Keep the client in the loop. Some clients love seeing 200 options. Others find it overwhelming and just want your recommendation. Adjust your presentation to the audience. The AI-generated data sits behind your curated shortlist.
Combine with traditional skills. The best feasibility studies in 2026 pair AI-generated data with hand-drawn diagrams and narrative context. A massing option spreadsheet is useful. A massing option with a hand-drawn street-level sketch, a sunpath diagram, and a paragraph about the design intent is persuasive.
If you're looking for roles that value these skills, practices increasingly list AI literacy and computational design tools in architecture job postings. Feasibility and masterplanning roles especially reward candidates who can run both the software and the conversation.
The Competitive Advantage
Here's the blunt truth: if a competing practice can deliver a feasibility study in 3 days with 200 tested options, and you need 3 weeks for 4 hand-drawn schemes, you'll lose the commission. Not because your design judgment is worse -- it might be better -- but because the client can't wait.

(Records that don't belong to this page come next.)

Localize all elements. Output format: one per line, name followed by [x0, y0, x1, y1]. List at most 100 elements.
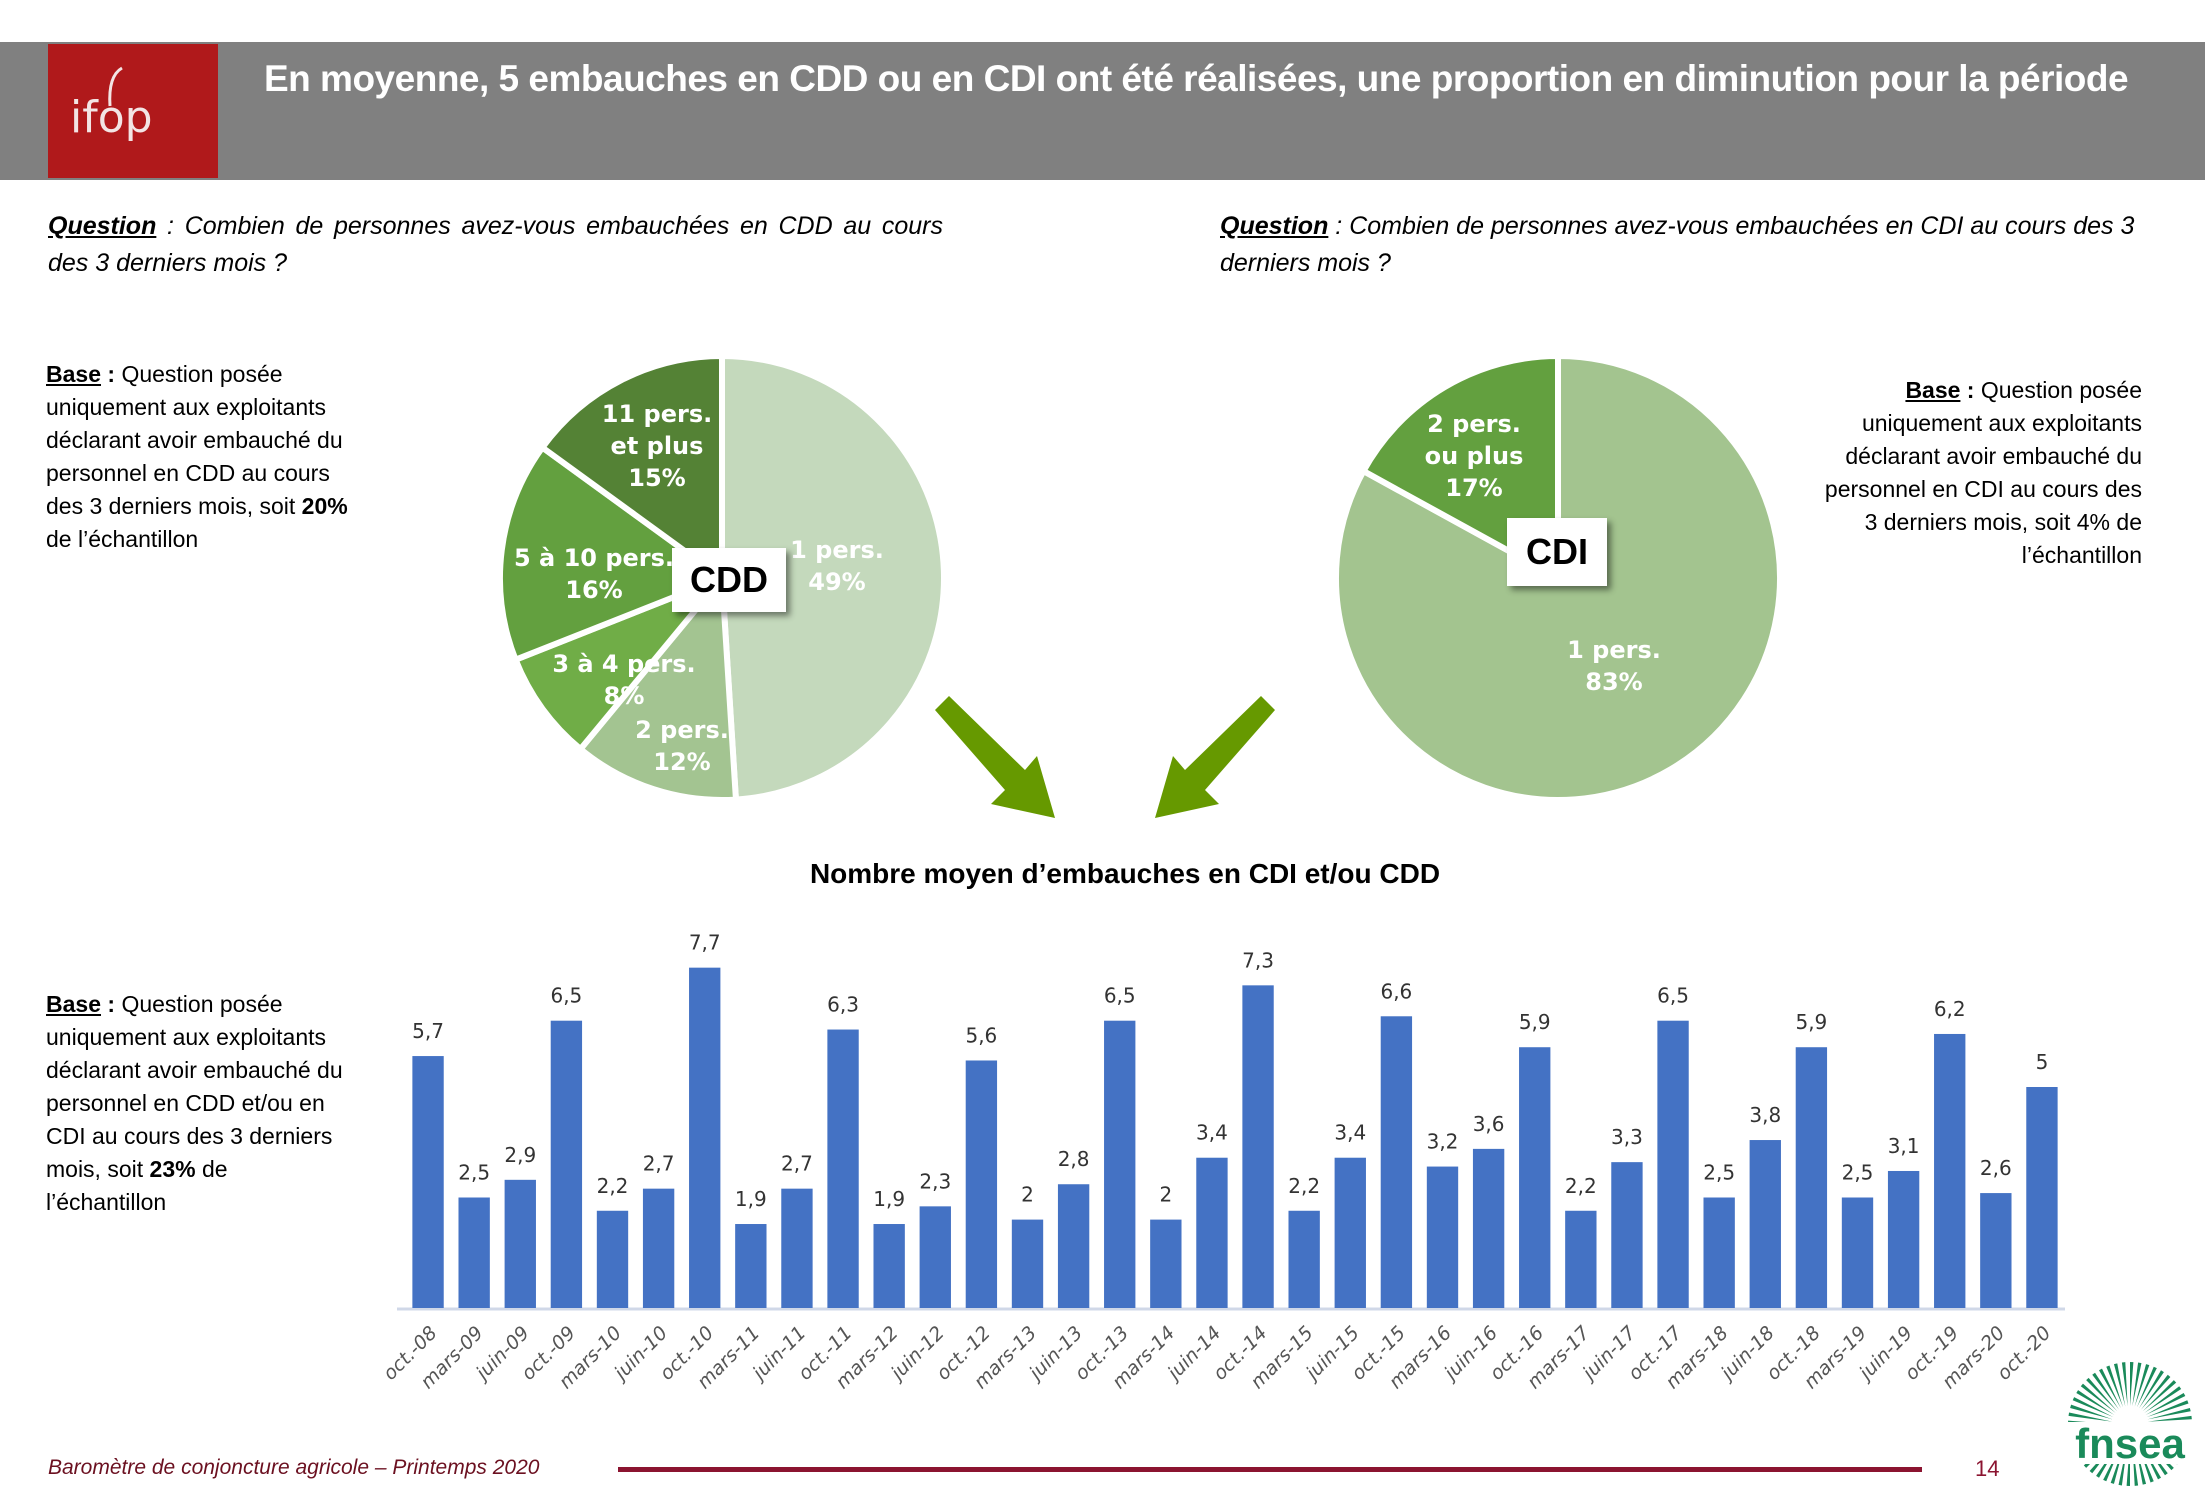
bar: [412, 1056, 444, 1308]
x-tick-label: mars-11: [693, 1322, 764, 1393]
x-tick-label: mars-17: [1523, 1322, 1594, 1393]
bar: [458, 1197, 490, 1308]
bar-value-label: 1,9: [735, 1187, 767, 1211]
bar: [1288, 1210, 1320, 1308]
bar-value-label: 2,5: [1703, 1161, 1735, 1185]
cdd-label-text: et plus: [611, 432, 704, 460]
bar-value-label: 2,3: [919, 1169, 951, 1193]
bar: [1242, 985, 1274, 1308]
bar-value-label: 6,5: [1657, 984, 1689, 1008]
x-tick-label: oct.-11: [794, 1322, 857, 1385]
x-tick-label: juin-15: [1300, 1322, 1364, 1386]
fnsea-ray: [2134, 1364, 2150, 1407]
x-tick-label: juin-18: [1715, 1322, 1779, 1386]
x-tick-label: juin-11: [746, 1322, 810, 1386]
base-text: Question posée uniquement aux exploitant…: [1824, 377, 2142, 535]
bar-value-label: 2,8: [1058, 1147, 1090, 1171]
fnsea-ray: [2142, 1380, 2177, 1412]
fnsea-ray: [2092, 1372, 2120, 1410]
question-cdd: Question : Combien de personnes avez-vou…: [48, 208, 943, 282]
base-text-end: de l’échantillon: [46, 1156, 228, 1215]
bar-value-label: 3,2: [1427, 1130, 1459, 1154]
footer-text: Baromètre de conjoncture agricole – Prin…: [48, 1456, 540, 1479]
cdi-slice-label: 1 pers. 83%: [1567, 636, 1661, 696]
cdd-label-text: 49%: [808, 568, 865, 596]
cdd-label-text: 1 pers.: [790, 536, 884, 564]
cdd-slice-label: 2 pers. 12%: [635, 716, 729, 776]
cdd-slice: [497, 443, 729, 664]
bar: [2026, 1087, 2058, 1308]
bar: [550, 1020, 583, 1308]
x-tick-label: oct.-12: [932, 1322, 995, 1385]
bar: [504, 1179, 536, 1308]
fnsea-ray: [2146, 1400, 2189, 1418]
bar-value-label: 6,5: [1104, 984, 1136, 1008]
pie-center-label-cdi: CDI: [1507, 518, 1607, 586]
bar: [1565, 1210, 1597, 1308]
cdi-label-text: 1 pers.: [1567, 636, 1661, 664]
page-title: En moyenne, 5 embauches en CDD ou en CDI…: [264, 58, 2129, 99]
fnsea-ray: [2070, 1404, 2113, 1420]
base-note-bars: Base : Question posée uniquement aux exp…: [46, 988, 346, 1219]
bar-value-label: 6,2: [1934, 997, 1966, 1021]
x-tick-label: juin-13: [1023, 1322, 1087, 1386]
cdd-label-text: 16%: [565, 576, 622, 604]
x-tick-label: oct.-18: [1762, 1322, 1825, 1385]
x-tick-label: oct.-14: [1209, 1322, 1272, 1385]
cdd-label-text: 5 à 10 pers.: [514, 544, 674, 572]
cdd-slice-label: 1 pers. 49%: [790, 536, 884, 596]
x-tick-label: oct.-09: [517, 1322, 580, 1385]
cdd-slice: [538, 352, 725, 584]
bar-value-label: 2,5: [458, 1161, 490, 1185]
bar: [1426, 1166, 1459, 1308]
cdd-slice-label: 11 pers. et plus 15%: [602, 400, 712, 492]
cdd-slice: [576, 570, 740, 803]
bar: [596, 1210, 629, 1308]
cdi-label-text: 2 pers.: [1427, 410, 1521, 438]
bar: [1472, 1148, 1505, 1308]
cdd-slice: [719, 352, 947, 803]
arrow-down-left-icon: [1155, 696, 1275, 818]
x-tick-label: juin-16: [1438, 1322, 1502, 1386]
cdd-label-text: 12%: [653, 748, 710, 776]
question-sep: :: [156, 212, 185, 240]
bar-value-label: 2,5: [1842, 1161, 1874, 1185]
bar: [1657, 1020, 1689, 1308]
bar: [827, 1029, 859, 1308]
bar-value-label: 3,4: [1334, 1121, 1366, 1145]
base-sep: :: [100, 361, 122, 387]
bar: [965, 1060, 998, 1308]
bar: [1380, 1016, 1413, 1308]
bar-value-label: 2,7: [643, 1152, 675, 1176]
bar-chart-title: Nombre moyen d’embauches en CDI et/ou CD…: [809, 858, 1441, 889]
bar: [1519, 1047, 1551, 1308]
fnsea-logo: fnsea: [2068, 1362, 2192, 1486]
x-tick-label: juin-10: [608, 1322, 672, 1386]
fnsea-ray: [2147, 1407, 2191, 1420]
x-tick-label: mars-09: [416, 1322, 487, 1393]
page-number: 14: [1975, 1456, 2000, 1481]
fnsea-ray: [2136, 1366, 2157, 1408]
cdd-slice-label: 5 à 10 pers. 16%: [514, 544, 674, 604]
fnsea-ray: [2140, 1374, 2171, 1410]
x-tick-label: mars-15: [1246, 1322, 1317, 1393]
bar: [1934, 1033, 1966, 1308]
bar-value-label: 3,8: [1749, 1103, 1781, 1127]
fnsea-ray: [2076, 1390, 2115, 1415]
bar-value-label: 6,6: [1380, 979, 1412, 1003]
bar-value-label: 2,2: [1565, 1174, 1597, 1198]
pie-center-label-cdd: CDD: [672, 548, 786, 612]
bar: [1150, 1219, 1182, 1308]
fnsea-ray: [2147, 1415, 2192, 1422]
fnsea-ray: [2144, 1386, 2182, 1414]
x-tick-label: juin-14: [1161, 1322, 1225, 1386]
fnsea-ray: [2130, 1362, 2134, 1406]
fnsea-ray: [2099, 1368, 2121, 1409]
bar: [873, 1224, 905, 1308]
bar-value-label: 3,4: [1196, 1121, 1228, 1145]
x-tick-label: juin-17: [1576, 1322, 1640, 1386]
x-tick-label: juin-19: [1853, 1322, 1917, 1386]
pie-chart-cdd: 1 pers. 49% 2 pers. 12% 3 à 4 pers. 8% 5 à 10 …: [497, 352, 947, 803]
cdd-slice-label: 3 à 4 pers. 8%: [552, 650, 695, 710]
bar: [1104, 1020, 1136, 1308]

AI feasibility tools don't replace good architects. They give good architects an unfair advantage in the one area where speed matters most: the first conversation about what's possible.

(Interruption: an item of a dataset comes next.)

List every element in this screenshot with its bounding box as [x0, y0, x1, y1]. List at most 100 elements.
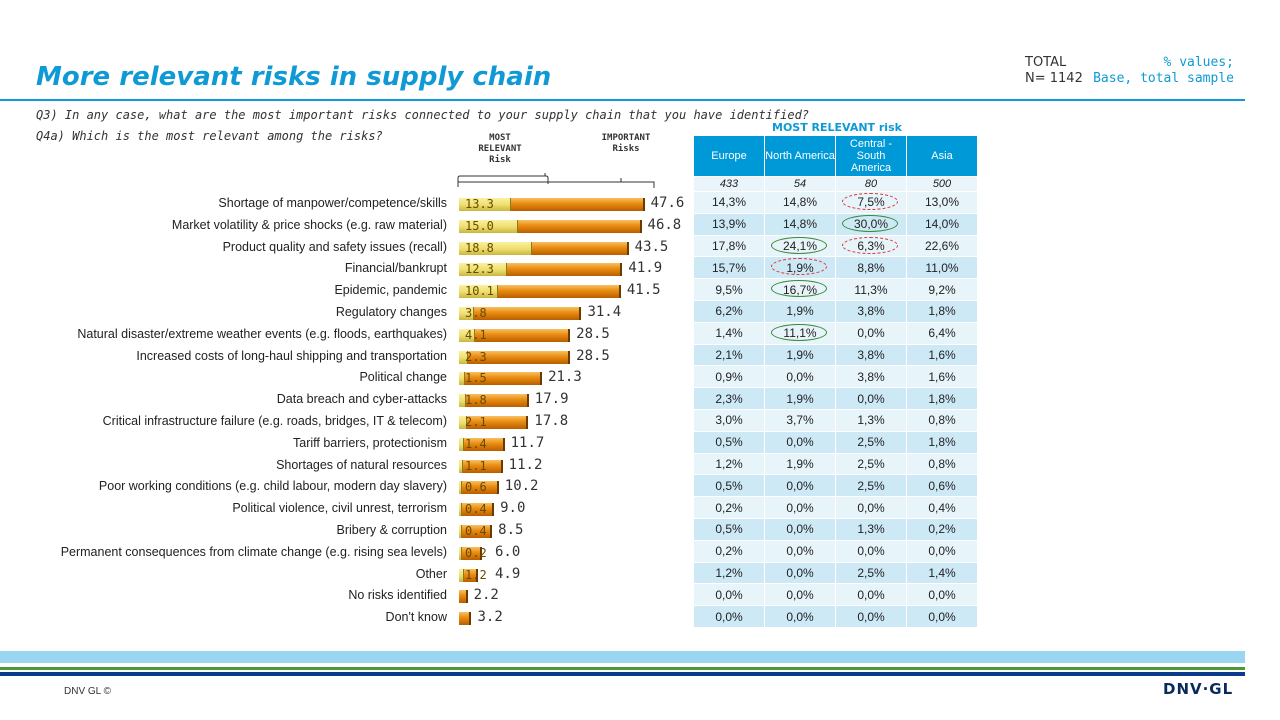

The tools will keep improving. Regulatory data will get more integrated. Cost models will get more accurate. Environmental analysis will become standard. But the fundamentals won't change: a feasibility study is a story about potential, and the best stories are still told by architects who understand place, people, and proportion -- not just parameters.
FAQ
Do AI feasibility tools work outside the UK?
Yes, but coverage varies. Archistar has strong data for Australia, parts of the UK, and some US cities. Autodesk Forma works globally but relies on you inputting local planning constraints. TestFit is US-focused but geometry-agnostic. For markets without integrated planning data, you'll input constraints manually, which reduces the speed advantage but still benefits from automated massing generation.

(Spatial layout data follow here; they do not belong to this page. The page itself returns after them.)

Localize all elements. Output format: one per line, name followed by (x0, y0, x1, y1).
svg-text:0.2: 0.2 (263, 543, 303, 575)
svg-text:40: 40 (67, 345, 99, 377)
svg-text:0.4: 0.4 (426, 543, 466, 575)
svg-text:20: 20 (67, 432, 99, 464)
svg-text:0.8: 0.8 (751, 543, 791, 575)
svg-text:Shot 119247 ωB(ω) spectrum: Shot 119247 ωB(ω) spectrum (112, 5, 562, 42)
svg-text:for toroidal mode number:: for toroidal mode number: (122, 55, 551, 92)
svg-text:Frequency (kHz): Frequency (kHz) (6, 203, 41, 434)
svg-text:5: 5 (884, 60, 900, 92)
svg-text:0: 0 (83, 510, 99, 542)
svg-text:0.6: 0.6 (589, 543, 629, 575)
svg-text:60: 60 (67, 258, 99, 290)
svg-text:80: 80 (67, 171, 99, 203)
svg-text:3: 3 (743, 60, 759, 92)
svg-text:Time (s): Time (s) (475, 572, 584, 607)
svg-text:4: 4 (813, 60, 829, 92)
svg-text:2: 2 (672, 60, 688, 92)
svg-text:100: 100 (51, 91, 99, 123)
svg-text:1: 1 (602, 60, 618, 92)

Can AI feasibility tools handle complex planning constraints like conservation areas or Article 4 directions?
Not reliably. Most tools handle quantitative constraints well (height limits, setbacks, FAR) but struggle with qualitative ones (design codes, character area assessments, heritage sensitivity). For sites in conservation areas, you'll need to manually layer those constraints onto the AI-generated envelope. Think of the tool as handling 70% of the work, with the tricky 30% still requiring your professional judgment.
How accurate are the financial appraisals generated by AI tools?
Good enough for relative comparison, not for investment decisions. AI tools use benchmark cost data and average sales values, which might be 15-25% off from reality depending on your market and building type. Use them to rank options ("Option C generates 20% more value than Option A") rather than to set budgets. A quantity surveyor and development appraiser should still validate your preferred scheme before the client commits capital.
Will AI feasibility tools make junior architects redundant?
No, but the junior role is changing. Instead of spending weeks manually building massing models in SketchUp, junior architects will spend that time learning to operate AI tools, interpret results critically, and prepare compelling client presentations. The skills shift from model-making to analytical thinking and curation. If anything, AI tools let juniors contribute more meaningfully to feasibility work earlier in their careers.
What's the best AI tool for a small practice doing residential feasibility?
For a small practice, Envelope or TestFit offer the most approachable entry points. Envelope handles end-to-end feasibility with a clean interface. TestFit excels at unit optimization for multifamily projects. If you want environmental analysis (daylight, wind), Autodesk Forma is more powerful but comes with Autodesk's pricing. Start with a free trial of each and test on a recent project you've already completed -- that way you can compare AI results against your actual outcomes.